He stopped short of confirming a move, but his comments suggest that the Fed may prepare to cut rates at its September meeting if the economy continues to slow and the labor market weakens.
For savers, that could mean today’s returns on high-yield savings accounts (HYSAs) and certificates of deposit (CDs) won’t last much longer. Locking in rates now may be the best way to capture higher yields before banks lower payouts.
What’s Fueling Rate Cut Speculation?
Powell noted that the U.S. labor market shows signs of fragility: Job growth has slowed noticeably, and the balance between labor supply and demand has narrowed. This kind of “fragile equilibrium” raises concerns that unemployment risks could escalate rapidly, potentially pressuring the Fed to act to stabilize the job market.
Inflation is still exceeding the Fed’s 2% target, with tariffs increasing prices. Powell notes that some of these pressures may prove temporary, but it’s unclear how long they’ll last.
The data suggests the Fed may shift toward a more accommodative stance, keeping close watch on upcoming employment figures before deciding whether to lower the federal funds rate.
Markets React—And Why Timing Matters
Markets responded swiftly to Powell’s speech. U.S. stock indexes rose sharply, signaling investor confidence that rate cuts—possibly as soon as September—are now on the table.
Such expectations carry real implications for savers. When the Fed signals a shift toward lower rates, interest rates on deposit products like HYSAs and CDs typically follow.
A CD is a savings product that locks up your money for a set period in exchange for a fixed interest rate. The longer the term, the higher the rate usually is. You generally can’t touch the money without a penalty until the CD matures, but you’re guaranteed a set return.
If you’re looking to earn as much interest as possible on your cash, locking in one of the best CD rates now may be advantageous ahead of a potential rate cut.
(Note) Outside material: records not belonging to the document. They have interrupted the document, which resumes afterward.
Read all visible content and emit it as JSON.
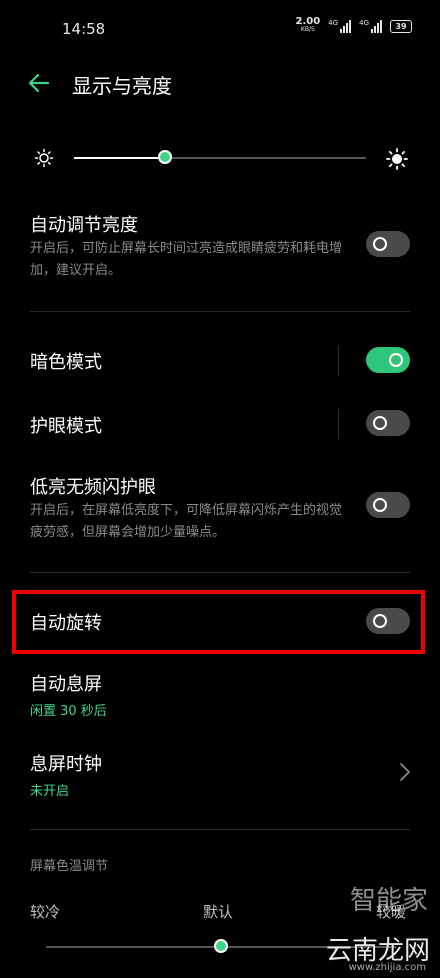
{
  "status_bar": {
    "time": "14:58",
    "net_speed_value": "2.00",
    "net_speed_unit": "KB/S",
    "sim1_label": "4G",
    "sim2_label": "4G",
    "battery": "39"
  },
  "header": {
    "title": "显示与亮度",
    "back_icon": "arrow-left-icon"
  },
  "brightness": {
    "level": 0.31,
    "min_icon": "sun-small-icon",
    "max_icon": "sun-large-icon"
  },
  "settings": {
    "auto_brightness": {
      "label": "自动调节亮度",
      "desc": "开启后，可防止屏幕长时间过亮造成眼睛疲劳和耗电增加，建议开启。",
      "enabled": false
    },
    "dark_mode": {
      "label": "暗色模式",
      "enabled": true
    },
    "eye_protection": {
      "label": "护眼模式",
      "enabled": false
    },
    "low_brightness_dc": {
      "label": "低亮无频闪护眼",
      "desc": "开启后，在屏幕低亮度下，可降低屏幕闪烁产生的视觉疲劳感，但屏幕会增加少量噪点。",
      "enabled": false
    },
    "auto_rotate": {
      "label": "自动旋转",
      "enabled": false
    },
    "screen_timeout": {
      "label": "自动息屏",
      "value": "闲置 30 秒后"
    },
    "aod_clock": {
      "label": "息屏时钟",
      "value": "未开启"
    }
  },
  "color_temp": {
    "section_title": "屏幕色温调节",
    "cool": "较冷",
    "default": "默认",
    "warm": "较暖",
    "level": 0.5
  },
  "watermark": {
    "line1": "智能家",
    "line2": "云南龙网",
    "url": "www.zhijia.com"
  },
  "colors": {
    "accent": "#3ed58a",
    "highlight": "#e00000",
    "background": "#000000"
  }
}
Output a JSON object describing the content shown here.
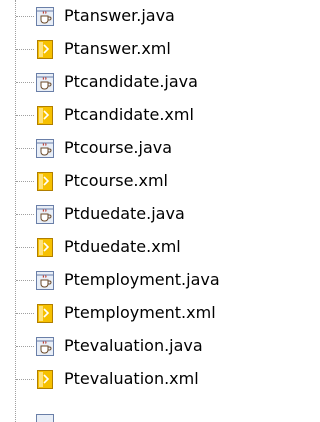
{
  "tree": {
    "files": [
      {
        "name": "Ptanswer.java",
        "type": "java",
        "icon": "java-file-icon"
      },
      {
        "name": "Ptanswer.xml",
        "type": "xml",
        "icon": "xml-file-icon"
      },
      {
        "name": "Ptcandidate.java",
        "type": "java",
        "icon": "java-file-icon"
      },
      {
        "name": "Ptcandidate.xml",
        "type": "xml",
        "icon": "xml-file-icon"
      },
      {
        "name": "Ptcourse.java",
        "type": "java",
        "icon": "java-file-icon"
      },
      {
        "name": "Ptcourse.xml",
        "type": "xml",
        "icon": "xml-file-icon"
      },
      {
        "name": "Ptduedate.java",
        "type": "java",
        "icon": "java-file-icon"
      },
      {
        "name": "Ptduedate.xml",
        "type": "xml",
        "icon": "xml-file-icon"
      },
      {
        "name": "Ptemployment.java",
        "type": "java",
        "icon": "java-file-icon"
      },
      {
        "name": "Ptemployment.xml",
        "type": "xml",
        "icon": "xml-file-icon"
      },
      {
        "name": "Ptevaluation.java",
        "type": "java",
        "icon": "java-file-icon"
      },
      {
        "name": "Ptevaluation.xml",
        "type": "xml",
        "icon": "xml-file-icon"
      }
    ],
    "partial_item_icon": "java-file-icon"
  },
  "colors": {
    "background": "#ffffff",
    "text": "#000000",
    "tree_line": "#a0a0a0",
    "java_icon_body": "#e8eef7",
    "java_icon_border": "#6a7fa8",
    "xml_icon_body": "#f6c000",
    "xml_icon_border": "#b07e00"
  }
}
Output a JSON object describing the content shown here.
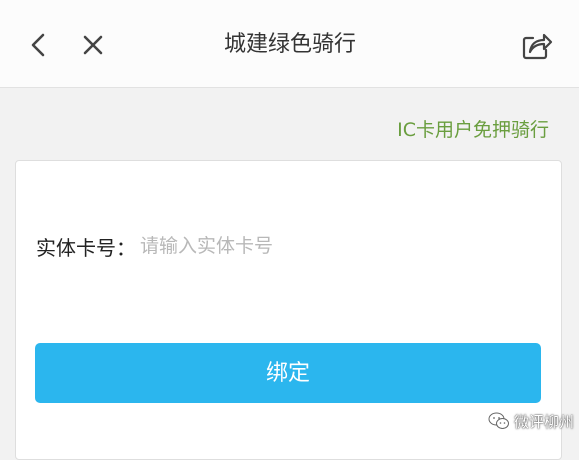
{
  "header": {
    "title": "城建绿色骑行",
    "back_icon": "chevron-left-icon",
    "close_icon": "close-icon",
    "share_icon": "share-icon"
  },
  "ic_link": {
    "label": "IC卡用户免押骑行",
    "color": "#6a9e3f"
  },
  "form": {
    "card_label": "实体卡号：",
    "card_input_value": "",
    "card_input_placeholder": "请输入实体卡号"
  },
  "bind_button": {
    "label": "绑定",
    "color": "#2bb6ee"
  },
  "watermark": {
    "text": "微评柳州"
  }
}
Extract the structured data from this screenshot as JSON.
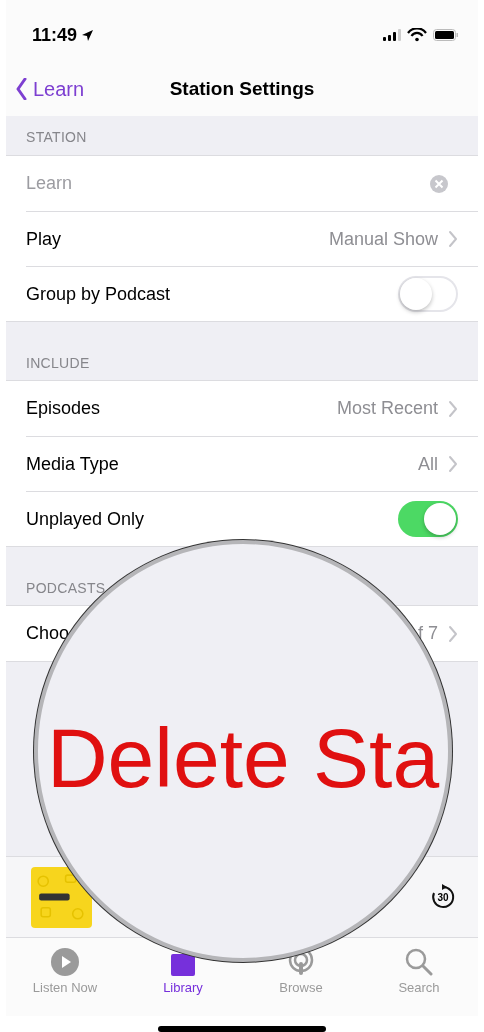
{
  "status_bar": {
    "time": "11:49"
  },
  "nav": {
    "back": "Learn",
    "title": "Station Settings"
  },
  "sections": [
    {
      "header": "STATION",
      "rows": [
        {
          "kind": "field",
          "placeholder": "Learn"
        },
        {
          "kind": "link",
          "label": "Play",
          "value": "Manual Show"
        },
        {
          "kind": "toggle",
          "label": "Group by Podcast",
          "on": false
        }
      ]
    },
    {
      "header": "INCLUDE",
      "rows": [
        {
          "kind": "link",
          "label": "Episodes",
          "value": "Most Recent"
        },
        {
          "kind": "link",
          "label": "Media Type",
          "value": "All"
        },
        {
          "kind": "toggle",
          "label": "Unplayed Only",
          "on": true
        }
      ]
    },
    {
      "header": "PODCASTS",
      "rows": [
        {
          "kind": "link",
          "label": "Choo",
          "value": "f 7"
        }
      ]
    }
  ],
  "mini_player": {
    "skip_label": "30"
  },
  "tab_bar": [
    {
      "label": "Listen Now",
      "selected": false,
      "kind": "play"
    },
    {
      "label": "Library",
      "selected": true,
      "kind": "library"
    },
    {
      "label": "Browse",
      "selected": false,
      "kind": "podcast"
    },
    {
      "label": "Search",
      "selected": false,
      "kind": "search"
    }
  ],
  "magnifier": {
    "text": "Delete Sta"
  }
}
Additionally, a HYSA works like a regular savings account but pays a higher interest rate, so your money grows faster. Your money stays accessible—you can deposit or withdraw at any time—but your rate can change depending on market conditions, especially if the Fed adjusts the federal funds rate. If you prefer easy access to your cash, these are some of the best HYSA options to secure a top rate today.
Should You Lock in a CD or a HYSA Now?
Why you might want to act now:
- Rates could drop soon. If the Fed cuts rates in September, banks and credit unions are likely to reduce yields on deposit products, especially on new CDs and HYSA offers.
- Protect your returns. Locking in a competitive CD rate or opening a HYSA now can help secure a better yield before markets fully adjust.
What to consider:
- Term length and flexibility. CDs typically offer higher yields but tie your money up for a fixed period. If rates continue to fall, future CD renewals may offer even lower returns.
- HYSA trade-offs. HYSAs give savers quick access to cash, but the rates can drop quickly once the Fed cuts rates.
Bottom Line
While Jerome Powell stopped short of committing to a rate cut in September, his remarks at Jackson Hole opened the possibility. With labor markets cooling and inflation pressures mounting, the Fed appears ready to adjust policy if conditions warrant it.
For savers, that makes now a potentially strategic time to lock in yields with CDs or HYSAs before rates begin to decline.